Swaby et al. have obtained Betty, an “unlicensed” pig from a corrupt nearby farmer. Betty, fed a fairly disgusting diet including rats and the parings of foot skin, is growing steadily toward the time when she will be killed to feed everyone who is anyone at the town’s wedding celebration.

Betty, Gilbert and Joyce cross paths and all schemes go awry, except Joyce’s dream of gentility.

“A Private Function’s” dark look at all the appetites is played with silky perfection by its entire cast. To hear Maggie Smith tackle the explanation to mother about when Mum is to have seen a pig, and when not, is to understand why M. Smith also plays Restoration comedy sublimely. (Both--unrelated--Smiths, as well as Denholm Elliott, won the British Academy Award equivalent for their pungently entertaining performances.)

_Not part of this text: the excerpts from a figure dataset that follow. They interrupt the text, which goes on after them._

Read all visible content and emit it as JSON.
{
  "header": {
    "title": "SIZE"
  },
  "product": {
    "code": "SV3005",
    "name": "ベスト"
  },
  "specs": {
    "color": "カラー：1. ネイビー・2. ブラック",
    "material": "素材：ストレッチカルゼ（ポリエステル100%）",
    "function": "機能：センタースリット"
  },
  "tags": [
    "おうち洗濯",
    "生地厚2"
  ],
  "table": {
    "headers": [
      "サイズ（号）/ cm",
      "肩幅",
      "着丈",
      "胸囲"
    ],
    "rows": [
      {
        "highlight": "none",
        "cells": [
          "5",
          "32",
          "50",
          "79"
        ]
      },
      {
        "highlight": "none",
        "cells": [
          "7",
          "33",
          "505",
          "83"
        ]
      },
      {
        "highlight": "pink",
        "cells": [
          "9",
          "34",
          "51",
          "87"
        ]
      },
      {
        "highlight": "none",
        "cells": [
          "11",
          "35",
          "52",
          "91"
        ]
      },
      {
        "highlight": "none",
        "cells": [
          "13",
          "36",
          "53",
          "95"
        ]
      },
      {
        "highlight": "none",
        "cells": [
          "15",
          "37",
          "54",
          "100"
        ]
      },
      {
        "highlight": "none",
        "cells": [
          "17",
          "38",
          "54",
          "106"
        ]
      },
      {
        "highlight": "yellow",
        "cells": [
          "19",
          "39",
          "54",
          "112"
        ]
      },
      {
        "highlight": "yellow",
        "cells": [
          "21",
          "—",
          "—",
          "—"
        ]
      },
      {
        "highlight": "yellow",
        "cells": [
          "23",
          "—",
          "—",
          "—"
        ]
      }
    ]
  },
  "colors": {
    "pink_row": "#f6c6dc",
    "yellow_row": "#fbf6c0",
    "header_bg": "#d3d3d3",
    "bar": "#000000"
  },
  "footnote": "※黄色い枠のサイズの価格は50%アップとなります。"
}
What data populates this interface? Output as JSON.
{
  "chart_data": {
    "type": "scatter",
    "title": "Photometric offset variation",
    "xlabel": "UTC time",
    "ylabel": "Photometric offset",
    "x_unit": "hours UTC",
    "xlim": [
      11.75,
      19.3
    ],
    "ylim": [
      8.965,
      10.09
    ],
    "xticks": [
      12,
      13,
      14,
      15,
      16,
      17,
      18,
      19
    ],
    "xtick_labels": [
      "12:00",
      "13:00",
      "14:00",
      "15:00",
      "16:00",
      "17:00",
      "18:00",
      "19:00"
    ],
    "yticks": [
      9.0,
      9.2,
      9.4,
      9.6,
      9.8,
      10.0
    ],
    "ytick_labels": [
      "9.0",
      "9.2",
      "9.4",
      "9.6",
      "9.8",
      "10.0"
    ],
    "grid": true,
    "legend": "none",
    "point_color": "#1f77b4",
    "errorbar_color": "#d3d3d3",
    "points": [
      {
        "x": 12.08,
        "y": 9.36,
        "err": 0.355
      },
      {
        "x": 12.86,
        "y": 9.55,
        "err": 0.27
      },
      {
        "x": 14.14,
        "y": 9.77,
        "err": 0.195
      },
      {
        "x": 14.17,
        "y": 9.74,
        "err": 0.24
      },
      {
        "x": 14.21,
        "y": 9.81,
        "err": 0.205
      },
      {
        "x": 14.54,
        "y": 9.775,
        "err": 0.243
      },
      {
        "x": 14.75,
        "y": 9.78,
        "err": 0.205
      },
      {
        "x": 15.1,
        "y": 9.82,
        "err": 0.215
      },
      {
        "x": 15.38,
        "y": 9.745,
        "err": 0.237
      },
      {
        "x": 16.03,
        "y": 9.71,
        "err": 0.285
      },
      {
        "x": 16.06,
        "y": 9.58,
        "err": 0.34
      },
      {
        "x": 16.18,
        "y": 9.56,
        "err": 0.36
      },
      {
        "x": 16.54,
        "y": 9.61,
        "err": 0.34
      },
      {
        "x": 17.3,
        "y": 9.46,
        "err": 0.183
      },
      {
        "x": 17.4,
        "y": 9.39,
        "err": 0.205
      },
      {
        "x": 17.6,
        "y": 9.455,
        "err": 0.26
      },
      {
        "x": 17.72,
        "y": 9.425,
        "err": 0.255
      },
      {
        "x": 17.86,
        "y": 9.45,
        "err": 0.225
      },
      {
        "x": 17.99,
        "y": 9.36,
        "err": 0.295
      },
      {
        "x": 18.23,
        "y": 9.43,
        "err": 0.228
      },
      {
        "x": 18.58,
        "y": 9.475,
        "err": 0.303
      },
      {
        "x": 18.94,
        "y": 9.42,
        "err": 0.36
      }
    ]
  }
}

In an odd turn, Palin and the vast Griffiths are the film’s sweet centers, both misty-eyed over Betty. (To equate “A Private Function” with the effortless Ealing Studio comedies of Britain’s golden age is to mis-place it, and nowhere more obviously than in the case of Betty. She would not wink back at us in one of those earlier comedies as she does in this ending.)

Strange to say, even though he may be fine at individual performances, director Malcolm Mowbray has quashed those moments that might let his film soar. After a wonderfully promising opening third, it lumbers along, tubby and small-eyed and as hard to maneuver as the estimable Betty. And you may find its humor a very private joke indeed.